Arena Stage’s “Of Mice and Men” overcomes the obstacle of telling a story that everyone has heard by maintaining suspense throughout. Director Liz Diamond creates conflict with a unique juxtaposition of complex human emotions.
Unfortunately, Diamond pays far too much attention to conflicts among supporting characters and distracts the audience from the central themes of the play.
“Of Mice and Men” tells the story of two men, George (Stephen Barker Turner) and Lennie (Jack Willis), who search the countryside for work as farmhands. The two jump from job to job constantly avoiding previous employers. They are forced on the run because of Lennie’s attraction to small, delicate things like mice, puppies and girls.
Lennie’s fascination gets him in trouble because once he touches something soft, like a woman’s dress, he can’t let go. Women often accuse Lennie of rape.
At the time of the play, George and Lennie get jobs at a large farm in northern California. George has had his fill of Lennie getting them fired from jobs and warns Lennie, as usual, to stay away from women and talk as little as possible. He wants to get away from the lowly life of a sharecropper and own his own farm.
The Arena Stage is designed so the audience surrounds the actors in stadium-like seating, looking down on the wooden planked stage. This stage’s minimalist scenery fits Lennie’s simple mind. Great acting highlights emotional elements of the play.
Candy, played by Terrier Currier, leads the onslaught of supporting actor power the audience is privy to with this play.
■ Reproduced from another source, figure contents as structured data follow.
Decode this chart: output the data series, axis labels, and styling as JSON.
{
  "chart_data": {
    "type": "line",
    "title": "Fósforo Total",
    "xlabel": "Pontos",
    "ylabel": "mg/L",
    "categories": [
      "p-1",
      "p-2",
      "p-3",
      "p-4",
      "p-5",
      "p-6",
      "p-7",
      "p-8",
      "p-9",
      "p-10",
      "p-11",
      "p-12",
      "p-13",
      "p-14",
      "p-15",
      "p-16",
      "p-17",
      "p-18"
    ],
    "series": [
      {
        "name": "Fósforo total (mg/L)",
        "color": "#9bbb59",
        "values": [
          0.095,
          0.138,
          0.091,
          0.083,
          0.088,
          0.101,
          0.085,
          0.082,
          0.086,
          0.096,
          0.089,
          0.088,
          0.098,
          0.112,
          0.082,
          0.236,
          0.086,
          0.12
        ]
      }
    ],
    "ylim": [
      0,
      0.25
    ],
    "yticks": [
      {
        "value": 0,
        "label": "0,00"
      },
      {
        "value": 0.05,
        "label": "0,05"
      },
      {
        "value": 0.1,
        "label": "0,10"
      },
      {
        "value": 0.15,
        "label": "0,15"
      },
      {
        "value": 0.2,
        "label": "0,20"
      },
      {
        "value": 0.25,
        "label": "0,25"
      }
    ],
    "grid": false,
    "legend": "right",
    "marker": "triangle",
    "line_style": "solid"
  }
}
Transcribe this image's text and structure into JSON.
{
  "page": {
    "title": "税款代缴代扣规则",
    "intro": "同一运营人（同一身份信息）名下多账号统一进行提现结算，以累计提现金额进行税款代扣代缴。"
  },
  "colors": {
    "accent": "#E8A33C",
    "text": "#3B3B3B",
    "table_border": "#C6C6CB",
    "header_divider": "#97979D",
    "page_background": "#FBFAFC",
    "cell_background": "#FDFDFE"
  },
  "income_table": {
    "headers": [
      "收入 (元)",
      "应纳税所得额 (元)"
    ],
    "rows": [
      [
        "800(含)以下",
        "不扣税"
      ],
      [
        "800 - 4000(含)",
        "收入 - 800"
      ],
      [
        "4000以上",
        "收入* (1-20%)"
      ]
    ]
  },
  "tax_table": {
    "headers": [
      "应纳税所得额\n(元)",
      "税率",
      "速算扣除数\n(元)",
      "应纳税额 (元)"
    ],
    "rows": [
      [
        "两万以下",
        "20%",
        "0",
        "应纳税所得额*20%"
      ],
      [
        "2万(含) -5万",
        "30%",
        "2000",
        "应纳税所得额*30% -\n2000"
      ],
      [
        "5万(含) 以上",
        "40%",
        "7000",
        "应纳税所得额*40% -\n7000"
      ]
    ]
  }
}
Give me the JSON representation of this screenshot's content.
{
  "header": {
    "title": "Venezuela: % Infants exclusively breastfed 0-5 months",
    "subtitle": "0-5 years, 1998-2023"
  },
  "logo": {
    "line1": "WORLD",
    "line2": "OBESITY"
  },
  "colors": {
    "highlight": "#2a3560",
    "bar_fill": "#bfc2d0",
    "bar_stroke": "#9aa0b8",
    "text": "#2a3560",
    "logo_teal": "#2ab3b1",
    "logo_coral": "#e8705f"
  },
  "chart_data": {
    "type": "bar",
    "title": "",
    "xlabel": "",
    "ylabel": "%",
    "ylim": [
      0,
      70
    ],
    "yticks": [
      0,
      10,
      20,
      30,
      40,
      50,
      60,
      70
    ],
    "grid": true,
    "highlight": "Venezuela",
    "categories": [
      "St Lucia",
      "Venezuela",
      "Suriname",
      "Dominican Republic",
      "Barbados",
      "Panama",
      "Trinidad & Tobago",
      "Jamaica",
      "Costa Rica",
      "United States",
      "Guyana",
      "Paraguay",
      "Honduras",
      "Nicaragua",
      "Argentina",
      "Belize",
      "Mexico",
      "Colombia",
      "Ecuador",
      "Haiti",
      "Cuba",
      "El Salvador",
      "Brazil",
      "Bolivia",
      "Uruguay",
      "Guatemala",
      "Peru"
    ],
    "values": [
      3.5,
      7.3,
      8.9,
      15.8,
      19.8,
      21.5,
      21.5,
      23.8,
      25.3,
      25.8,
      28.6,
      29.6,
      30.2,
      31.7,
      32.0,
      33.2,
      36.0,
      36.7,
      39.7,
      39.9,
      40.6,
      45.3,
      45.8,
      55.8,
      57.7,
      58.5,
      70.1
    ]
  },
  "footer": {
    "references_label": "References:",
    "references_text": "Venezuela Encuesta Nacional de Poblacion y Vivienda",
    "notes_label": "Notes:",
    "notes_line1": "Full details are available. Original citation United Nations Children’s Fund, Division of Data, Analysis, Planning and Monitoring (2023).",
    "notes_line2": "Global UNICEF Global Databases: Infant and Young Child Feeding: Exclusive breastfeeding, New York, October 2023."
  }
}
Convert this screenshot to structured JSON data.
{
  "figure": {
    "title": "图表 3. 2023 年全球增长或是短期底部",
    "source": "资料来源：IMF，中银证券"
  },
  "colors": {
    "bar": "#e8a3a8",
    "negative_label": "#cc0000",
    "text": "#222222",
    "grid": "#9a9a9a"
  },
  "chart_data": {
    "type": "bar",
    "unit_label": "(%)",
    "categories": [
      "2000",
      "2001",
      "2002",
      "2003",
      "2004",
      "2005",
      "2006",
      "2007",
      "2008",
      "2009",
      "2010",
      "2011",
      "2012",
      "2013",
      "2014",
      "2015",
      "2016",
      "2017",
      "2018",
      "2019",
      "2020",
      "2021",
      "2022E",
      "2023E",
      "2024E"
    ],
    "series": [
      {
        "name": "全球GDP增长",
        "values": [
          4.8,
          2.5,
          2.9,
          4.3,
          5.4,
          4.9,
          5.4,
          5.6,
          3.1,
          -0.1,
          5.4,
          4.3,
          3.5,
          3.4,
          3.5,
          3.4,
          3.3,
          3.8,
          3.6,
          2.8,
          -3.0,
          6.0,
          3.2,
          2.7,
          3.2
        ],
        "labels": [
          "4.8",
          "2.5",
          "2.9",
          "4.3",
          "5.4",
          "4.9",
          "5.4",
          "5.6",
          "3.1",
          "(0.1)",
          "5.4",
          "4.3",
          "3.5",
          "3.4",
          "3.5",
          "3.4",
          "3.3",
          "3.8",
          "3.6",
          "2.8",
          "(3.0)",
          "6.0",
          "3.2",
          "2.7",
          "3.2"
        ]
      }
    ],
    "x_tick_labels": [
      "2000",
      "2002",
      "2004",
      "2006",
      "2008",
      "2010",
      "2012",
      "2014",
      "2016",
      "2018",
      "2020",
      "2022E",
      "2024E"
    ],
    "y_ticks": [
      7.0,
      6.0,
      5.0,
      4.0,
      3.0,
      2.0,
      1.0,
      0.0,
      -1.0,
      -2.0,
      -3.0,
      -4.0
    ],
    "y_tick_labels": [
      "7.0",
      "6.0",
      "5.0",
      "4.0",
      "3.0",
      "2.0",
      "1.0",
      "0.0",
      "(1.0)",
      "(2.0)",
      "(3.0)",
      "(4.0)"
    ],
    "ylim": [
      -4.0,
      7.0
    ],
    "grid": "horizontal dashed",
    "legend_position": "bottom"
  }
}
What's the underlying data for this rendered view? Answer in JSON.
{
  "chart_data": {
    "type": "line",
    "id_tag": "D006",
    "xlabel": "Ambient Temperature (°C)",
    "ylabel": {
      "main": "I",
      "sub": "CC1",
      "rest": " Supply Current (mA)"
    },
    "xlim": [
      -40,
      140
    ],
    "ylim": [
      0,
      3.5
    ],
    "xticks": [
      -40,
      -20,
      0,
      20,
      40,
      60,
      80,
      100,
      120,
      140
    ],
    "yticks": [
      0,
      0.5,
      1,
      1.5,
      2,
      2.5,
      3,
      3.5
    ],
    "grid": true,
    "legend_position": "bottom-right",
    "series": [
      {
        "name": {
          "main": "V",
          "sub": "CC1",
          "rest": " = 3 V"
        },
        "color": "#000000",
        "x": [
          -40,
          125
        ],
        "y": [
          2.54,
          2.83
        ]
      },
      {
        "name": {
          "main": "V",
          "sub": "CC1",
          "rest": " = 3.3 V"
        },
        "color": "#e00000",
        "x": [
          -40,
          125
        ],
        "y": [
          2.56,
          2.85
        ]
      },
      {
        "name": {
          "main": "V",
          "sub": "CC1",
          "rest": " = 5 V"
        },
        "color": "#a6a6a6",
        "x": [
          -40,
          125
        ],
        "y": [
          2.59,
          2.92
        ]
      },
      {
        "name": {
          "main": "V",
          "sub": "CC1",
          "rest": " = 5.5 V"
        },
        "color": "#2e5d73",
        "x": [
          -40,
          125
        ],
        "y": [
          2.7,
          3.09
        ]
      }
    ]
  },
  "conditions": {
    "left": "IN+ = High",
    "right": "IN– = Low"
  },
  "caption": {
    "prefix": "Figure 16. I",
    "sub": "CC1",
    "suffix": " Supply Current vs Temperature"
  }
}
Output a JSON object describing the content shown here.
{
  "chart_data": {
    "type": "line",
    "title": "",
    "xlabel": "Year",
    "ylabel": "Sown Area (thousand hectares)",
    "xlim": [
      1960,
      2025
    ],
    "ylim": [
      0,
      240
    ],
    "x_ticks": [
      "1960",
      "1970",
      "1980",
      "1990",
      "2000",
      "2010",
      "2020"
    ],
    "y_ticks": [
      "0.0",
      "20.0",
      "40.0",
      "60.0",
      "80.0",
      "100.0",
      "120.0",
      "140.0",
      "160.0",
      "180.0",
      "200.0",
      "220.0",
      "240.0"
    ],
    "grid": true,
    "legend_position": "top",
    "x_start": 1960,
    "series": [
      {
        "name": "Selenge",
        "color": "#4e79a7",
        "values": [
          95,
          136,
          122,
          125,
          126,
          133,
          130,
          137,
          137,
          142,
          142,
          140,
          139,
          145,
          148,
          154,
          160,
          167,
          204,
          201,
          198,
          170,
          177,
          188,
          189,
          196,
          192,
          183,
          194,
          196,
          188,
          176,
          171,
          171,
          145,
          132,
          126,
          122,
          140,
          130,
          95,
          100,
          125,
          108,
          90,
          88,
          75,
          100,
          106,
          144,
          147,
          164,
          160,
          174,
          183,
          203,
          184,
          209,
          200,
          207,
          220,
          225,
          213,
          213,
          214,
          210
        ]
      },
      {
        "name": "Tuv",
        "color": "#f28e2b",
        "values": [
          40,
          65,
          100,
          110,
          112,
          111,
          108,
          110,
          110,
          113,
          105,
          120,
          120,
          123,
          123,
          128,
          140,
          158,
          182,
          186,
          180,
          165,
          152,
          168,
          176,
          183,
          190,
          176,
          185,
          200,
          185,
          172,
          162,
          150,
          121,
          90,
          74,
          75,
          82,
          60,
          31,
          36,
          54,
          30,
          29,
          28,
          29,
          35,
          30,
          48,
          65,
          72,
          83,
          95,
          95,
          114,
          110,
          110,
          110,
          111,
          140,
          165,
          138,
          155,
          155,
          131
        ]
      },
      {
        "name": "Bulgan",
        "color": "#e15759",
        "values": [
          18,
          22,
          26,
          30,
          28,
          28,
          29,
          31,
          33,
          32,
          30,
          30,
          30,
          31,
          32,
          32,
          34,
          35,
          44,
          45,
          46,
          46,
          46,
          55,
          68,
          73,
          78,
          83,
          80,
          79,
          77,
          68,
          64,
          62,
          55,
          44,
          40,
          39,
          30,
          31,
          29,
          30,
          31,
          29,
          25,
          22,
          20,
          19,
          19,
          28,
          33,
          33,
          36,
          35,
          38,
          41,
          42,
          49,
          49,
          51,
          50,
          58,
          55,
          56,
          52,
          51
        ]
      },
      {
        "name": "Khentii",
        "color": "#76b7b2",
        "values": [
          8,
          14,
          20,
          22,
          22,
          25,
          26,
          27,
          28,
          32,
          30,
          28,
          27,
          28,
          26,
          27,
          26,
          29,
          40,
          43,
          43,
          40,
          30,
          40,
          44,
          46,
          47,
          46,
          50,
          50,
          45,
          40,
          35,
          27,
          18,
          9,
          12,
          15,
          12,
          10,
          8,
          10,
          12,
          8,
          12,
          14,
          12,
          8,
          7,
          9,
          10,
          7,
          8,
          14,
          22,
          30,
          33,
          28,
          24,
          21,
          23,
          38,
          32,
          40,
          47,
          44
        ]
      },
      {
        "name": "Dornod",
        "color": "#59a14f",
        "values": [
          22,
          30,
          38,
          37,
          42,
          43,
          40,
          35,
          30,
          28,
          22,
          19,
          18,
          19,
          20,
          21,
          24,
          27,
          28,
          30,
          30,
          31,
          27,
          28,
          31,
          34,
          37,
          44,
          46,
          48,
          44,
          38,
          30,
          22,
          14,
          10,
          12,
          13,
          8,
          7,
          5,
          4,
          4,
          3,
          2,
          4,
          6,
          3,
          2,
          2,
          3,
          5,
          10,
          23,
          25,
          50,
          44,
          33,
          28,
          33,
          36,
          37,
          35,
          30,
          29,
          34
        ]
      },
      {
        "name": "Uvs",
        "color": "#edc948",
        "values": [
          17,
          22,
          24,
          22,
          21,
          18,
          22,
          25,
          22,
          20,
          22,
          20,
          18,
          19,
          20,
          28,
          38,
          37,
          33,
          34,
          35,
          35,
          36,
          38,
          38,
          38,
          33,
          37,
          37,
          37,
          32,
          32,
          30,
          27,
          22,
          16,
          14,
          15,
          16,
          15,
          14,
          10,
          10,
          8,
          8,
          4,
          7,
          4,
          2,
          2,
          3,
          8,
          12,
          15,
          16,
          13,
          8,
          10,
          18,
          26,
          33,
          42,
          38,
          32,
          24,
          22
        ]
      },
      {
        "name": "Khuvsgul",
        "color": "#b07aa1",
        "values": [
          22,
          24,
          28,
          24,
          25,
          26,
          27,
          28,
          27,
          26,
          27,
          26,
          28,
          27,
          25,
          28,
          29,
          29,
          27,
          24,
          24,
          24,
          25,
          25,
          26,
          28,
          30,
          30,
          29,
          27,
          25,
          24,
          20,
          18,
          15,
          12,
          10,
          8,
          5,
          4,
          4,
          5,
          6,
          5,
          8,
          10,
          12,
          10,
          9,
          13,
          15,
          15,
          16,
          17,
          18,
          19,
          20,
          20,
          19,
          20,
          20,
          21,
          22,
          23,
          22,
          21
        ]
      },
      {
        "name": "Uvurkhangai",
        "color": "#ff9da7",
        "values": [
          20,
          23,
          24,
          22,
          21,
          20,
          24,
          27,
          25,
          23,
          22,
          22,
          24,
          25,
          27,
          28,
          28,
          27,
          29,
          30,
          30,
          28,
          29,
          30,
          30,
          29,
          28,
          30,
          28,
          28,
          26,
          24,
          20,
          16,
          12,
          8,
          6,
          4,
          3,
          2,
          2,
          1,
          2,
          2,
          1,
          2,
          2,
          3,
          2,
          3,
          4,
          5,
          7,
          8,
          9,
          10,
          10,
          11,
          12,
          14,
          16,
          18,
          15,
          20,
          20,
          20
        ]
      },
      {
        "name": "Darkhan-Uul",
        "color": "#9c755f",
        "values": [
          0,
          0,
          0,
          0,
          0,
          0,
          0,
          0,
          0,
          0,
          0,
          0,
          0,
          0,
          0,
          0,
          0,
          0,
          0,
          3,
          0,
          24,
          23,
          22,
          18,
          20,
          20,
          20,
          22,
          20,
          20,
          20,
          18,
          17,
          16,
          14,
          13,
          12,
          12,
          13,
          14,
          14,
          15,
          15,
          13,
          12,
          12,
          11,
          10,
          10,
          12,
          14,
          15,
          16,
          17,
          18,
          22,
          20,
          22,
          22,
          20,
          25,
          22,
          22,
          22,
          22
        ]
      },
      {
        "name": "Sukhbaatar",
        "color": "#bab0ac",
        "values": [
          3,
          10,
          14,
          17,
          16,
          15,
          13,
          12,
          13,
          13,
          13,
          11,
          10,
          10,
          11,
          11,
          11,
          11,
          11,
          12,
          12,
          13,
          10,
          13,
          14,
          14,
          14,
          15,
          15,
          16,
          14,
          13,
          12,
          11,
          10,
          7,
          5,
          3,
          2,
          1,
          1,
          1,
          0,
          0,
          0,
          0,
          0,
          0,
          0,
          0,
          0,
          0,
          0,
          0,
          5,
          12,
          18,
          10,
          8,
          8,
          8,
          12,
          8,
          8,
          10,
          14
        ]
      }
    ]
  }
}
The main theme of the play is disappointment, and Currier takes that single feeling and drowns himself in it, making every move spectacular and soul wrenching. Willis is adept at portraying the tragic, misunderstood Lennie.
George drags down the play. Turner’s acting is overzealous, and he is upstaged by Willis. With each line, he takes the audience farther from the pain and misery that underlies the American dream theme of the play.
According to the playbill, Author John Steinbeck called his novel “Of Mice and Men” a “play-novelette” because much of the dialogue had the possibility of standing on its own as a work of art. Most of the play’s dialogue reads straight from the book itself. The loaded lines and heart-stopping ending make this play a must see and a beautiful representation of honest emotions.